Imminent evacuation continues to fuel Burkina Faso’s rapidly increasing numbers of internally displaced people, with 1.9 million people already displaced because of the conflict. Burkina Faso confronts one the fastest-growing numbers of IDPs, neglected by the international community; only 22% of the promised funding towards the displaced populations has been allocated. As 3.5 million of Burkina Faso’s 21 million continue to face food insecurity and starvation, 3,683 schools have been closed leaving a further 600,000 students without access to education. Further, with lack of education and aid, 160 health centers have closed, unable to tend to innocents that continue to physically and mentally pay for the conflict.

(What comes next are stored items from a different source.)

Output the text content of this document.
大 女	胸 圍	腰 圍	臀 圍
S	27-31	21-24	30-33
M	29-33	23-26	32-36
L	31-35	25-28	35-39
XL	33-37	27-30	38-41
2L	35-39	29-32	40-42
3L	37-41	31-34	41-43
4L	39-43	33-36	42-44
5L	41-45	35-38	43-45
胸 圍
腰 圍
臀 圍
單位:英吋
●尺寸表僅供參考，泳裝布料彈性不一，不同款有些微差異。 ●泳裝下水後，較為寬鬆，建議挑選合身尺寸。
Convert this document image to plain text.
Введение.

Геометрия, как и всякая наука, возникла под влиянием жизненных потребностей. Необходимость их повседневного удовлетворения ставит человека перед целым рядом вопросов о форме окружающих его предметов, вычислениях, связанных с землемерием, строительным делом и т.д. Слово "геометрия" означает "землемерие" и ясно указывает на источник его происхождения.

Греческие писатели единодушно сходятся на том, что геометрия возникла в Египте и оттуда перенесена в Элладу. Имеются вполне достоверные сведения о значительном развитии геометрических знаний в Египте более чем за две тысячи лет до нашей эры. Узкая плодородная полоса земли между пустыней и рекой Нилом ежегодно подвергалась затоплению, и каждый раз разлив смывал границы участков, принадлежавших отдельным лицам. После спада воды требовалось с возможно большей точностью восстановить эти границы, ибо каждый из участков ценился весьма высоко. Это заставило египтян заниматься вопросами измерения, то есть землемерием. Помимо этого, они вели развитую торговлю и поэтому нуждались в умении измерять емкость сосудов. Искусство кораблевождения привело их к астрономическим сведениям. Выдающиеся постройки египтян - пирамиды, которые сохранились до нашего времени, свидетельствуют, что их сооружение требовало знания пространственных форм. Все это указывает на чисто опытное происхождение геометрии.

The African Union’s Conventions for the Protection and Assistance of Internally Displaced Persons in Africa, also known as the Kampala Convention, exists as a crucial legal framework in the protection of IDP throughout Africa. The Kampala Convention explicitly outlines the necessary measures nations like Burkina Faso must take to protect displaced persons all over the country against the risks of the conflict. Such a legal and obligatory framework pushes Damiba to confront the security crises in a manner that fulfills the promises made in the beginning of the takeover. Nigerian President Mahamadou Issoufou, appointed by the Economic Community of West African States as a mediator, claims that the transitional government has no control over a third of the country.

As violence continues to trickle throughout Burkina Faso, the attempted containment with the military zones does not seem like a sustainable option. Concentrated pockets of militant presence on Burkina Faso’s borders with Mali and Niger operate without much limitations from the military. Attacks on civilians within the tri-border area highlight the extremity of the security crisis that plagues Burkina Faso, and the lack of constructive presence of the new transitional government and long-term solution of the imposed military zones. The worsening of displacement, mortality, and starvation rates increase in the seven months of the transitional government takeover, and continuation of patterns of the overthrown government in matters of humanitarian safety, can not effectively tackle the growing threat that jihadist militant groups will continue to pose to Burkina Faso’s internal peace. The implementation of the Kampala Convention is one way of ensuring long-term and legal protection to those that will continue to face the brunt end of the conflict for as long as it continues.